Reyna Grande is the author of the bestselling memoirs, The Distance Between Us (Atria, 2012) and A Dream Called Home (Atria, 2018), where she writes about her life before and after she arrived in the United States from Mexico as an undocumented child immigrant.
Her other works include the novels, Across a Hundred Mountains (Atria, 2006), Dancing with Butterflies (Washington Square Press, 2009), and A Ballad of Love and Glory (Atria, 2022), a novel set during the Mexican-American War. The Distance Between Us is also available as a young reader’s edition from Simon & Schuster’s Children’s Division, Aladdin. She is the co-editor of an anthology by and about undocumented Americans called Somewhere We Are Human: Authentic Voices on Migration, Survival and New Beginnings (HarperVia, 2022). Her books have been adopted as the common read selection by schools, colleges, and cities across the country.
Reyna has received an American Book Award, the El Premio Aztlán Literary Award, and the International Latino Book Award. She was a finalist for the prestigious National Book Critics Circle Awards. She was honored with a Luis Leal Award for Distinction in Chicano/Latino Literature, a Latino Spirit Award, and a Writers for Writers Award from Poets & Writers. The young reader’s version of The Distance Between Us received an International Literacy Association Children’s Book Award.
Writing about immigration, family separation, language trauma, the price of the American Dream, and her writing journey, Reyna’s work has appeared in The New York Times, the Dallas Morning News, CNN, The Lily at The Washington Post, Buzzfeed, among others. In March 2020, she was a guest on Oprah’s Book Club television special.
Reyna is a proud member of the Macondo Writer’s Workshop founded by Sandra Cisneros, where she has also served as faculty.

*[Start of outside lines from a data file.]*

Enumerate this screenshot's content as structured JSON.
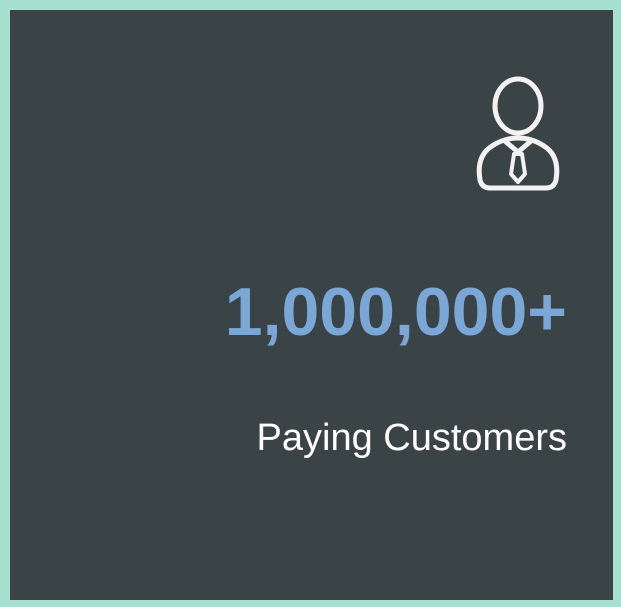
{
  "stat_card": {
    "icon": "user-business-icon",
    "value": "1,000,000+",
    "label": "Paying Customers"
  },
  "colors": {
    "page_border": "#a8e0cf",
    "card_background": "#3a4345",
    "value_text": "#7aa7d6",
    "label_text": "#ffffff",
    "icon_stroke": "#f2f2f2"
  }
}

She has also taught at Bread Loaf Writers Conference, VONA (Voices of Our Nation’s Arts), Under the Volcano Writer’s Conference, and Grubstreet’s The Muse and the Marketplace, among others.

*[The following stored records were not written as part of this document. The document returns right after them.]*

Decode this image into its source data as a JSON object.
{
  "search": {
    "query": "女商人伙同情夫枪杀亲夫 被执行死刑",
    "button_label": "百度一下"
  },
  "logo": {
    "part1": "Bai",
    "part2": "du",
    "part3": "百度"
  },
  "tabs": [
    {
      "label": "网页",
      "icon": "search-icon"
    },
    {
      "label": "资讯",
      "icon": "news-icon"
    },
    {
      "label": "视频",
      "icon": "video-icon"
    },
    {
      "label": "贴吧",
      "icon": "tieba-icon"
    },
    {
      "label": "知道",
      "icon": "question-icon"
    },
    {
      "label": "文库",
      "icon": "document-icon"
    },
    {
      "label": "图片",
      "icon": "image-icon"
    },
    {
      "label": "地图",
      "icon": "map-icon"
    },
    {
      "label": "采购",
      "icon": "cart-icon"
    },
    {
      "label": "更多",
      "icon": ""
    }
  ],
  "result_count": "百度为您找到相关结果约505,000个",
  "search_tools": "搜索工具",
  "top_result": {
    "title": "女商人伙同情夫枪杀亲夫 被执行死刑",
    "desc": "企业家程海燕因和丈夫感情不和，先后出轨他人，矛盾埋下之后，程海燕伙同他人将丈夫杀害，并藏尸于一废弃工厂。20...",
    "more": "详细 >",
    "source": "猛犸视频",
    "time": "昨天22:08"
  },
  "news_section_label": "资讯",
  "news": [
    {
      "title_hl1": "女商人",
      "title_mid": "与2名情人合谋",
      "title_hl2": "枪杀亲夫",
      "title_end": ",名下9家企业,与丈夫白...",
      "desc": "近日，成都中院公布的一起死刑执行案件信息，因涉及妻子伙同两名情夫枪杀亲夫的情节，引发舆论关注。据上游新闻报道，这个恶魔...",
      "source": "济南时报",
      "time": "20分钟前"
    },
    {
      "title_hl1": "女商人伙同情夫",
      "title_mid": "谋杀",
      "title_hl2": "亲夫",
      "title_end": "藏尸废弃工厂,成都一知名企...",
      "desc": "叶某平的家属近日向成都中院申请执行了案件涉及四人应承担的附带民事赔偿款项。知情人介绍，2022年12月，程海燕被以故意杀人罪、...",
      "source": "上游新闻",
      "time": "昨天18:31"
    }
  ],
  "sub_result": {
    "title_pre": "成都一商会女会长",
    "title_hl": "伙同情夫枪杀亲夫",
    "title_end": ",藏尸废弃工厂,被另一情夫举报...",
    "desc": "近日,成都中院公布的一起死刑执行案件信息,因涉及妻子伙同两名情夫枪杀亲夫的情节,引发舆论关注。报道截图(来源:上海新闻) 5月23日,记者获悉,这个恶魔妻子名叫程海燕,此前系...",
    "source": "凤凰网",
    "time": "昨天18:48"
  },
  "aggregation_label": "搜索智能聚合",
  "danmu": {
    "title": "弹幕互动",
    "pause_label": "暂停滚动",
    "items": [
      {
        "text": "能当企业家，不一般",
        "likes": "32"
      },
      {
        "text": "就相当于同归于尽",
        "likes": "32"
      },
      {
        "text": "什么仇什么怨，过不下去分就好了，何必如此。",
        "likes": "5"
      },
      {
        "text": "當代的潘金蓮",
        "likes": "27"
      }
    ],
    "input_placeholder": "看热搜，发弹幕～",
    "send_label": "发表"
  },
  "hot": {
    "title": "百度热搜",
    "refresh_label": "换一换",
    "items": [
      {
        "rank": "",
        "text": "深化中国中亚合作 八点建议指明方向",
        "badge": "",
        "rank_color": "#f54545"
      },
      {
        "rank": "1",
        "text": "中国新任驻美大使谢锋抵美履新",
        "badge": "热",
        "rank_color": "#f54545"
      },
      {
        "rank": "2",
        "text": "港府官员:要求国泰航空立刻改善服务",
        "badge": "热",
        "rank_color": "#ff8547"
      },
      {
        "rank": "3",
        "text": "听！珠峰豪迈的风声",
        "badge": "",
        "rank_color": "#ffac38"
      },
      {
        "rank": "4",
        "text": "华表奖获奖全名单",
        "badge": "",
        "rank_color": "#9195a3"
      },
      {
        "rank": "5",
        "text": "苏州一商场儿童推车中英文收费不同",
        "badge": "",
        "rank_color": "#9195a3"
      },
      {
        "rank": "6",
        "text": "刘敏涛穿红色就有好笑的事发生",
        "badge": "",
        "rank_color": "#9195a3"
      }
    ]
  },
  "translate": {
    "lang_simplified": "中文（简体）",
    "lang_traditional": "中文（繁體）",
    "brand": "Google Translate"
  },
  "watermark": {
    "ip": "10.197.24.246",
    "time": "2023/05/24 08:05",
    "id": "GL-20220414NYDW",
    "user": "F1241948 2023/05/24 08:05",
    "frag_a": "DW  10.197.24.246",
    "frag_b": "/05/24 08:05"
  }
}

Born in Iguala, Guerrero, Mexico, Reyna was two years old when her father left for the U.S. to find work. Her mother followed her father north two years later, leaving Reyna and her siblings behind in Mexico. In 1985, when Reyna was nine, she left Iguala to make her own journey north.
Reyna attended Pasadena City College before transferring to the University of California, Santa Cruz, where she went on to become the first in her family to graduate from university. She holds a BA and an MFA in creative writing.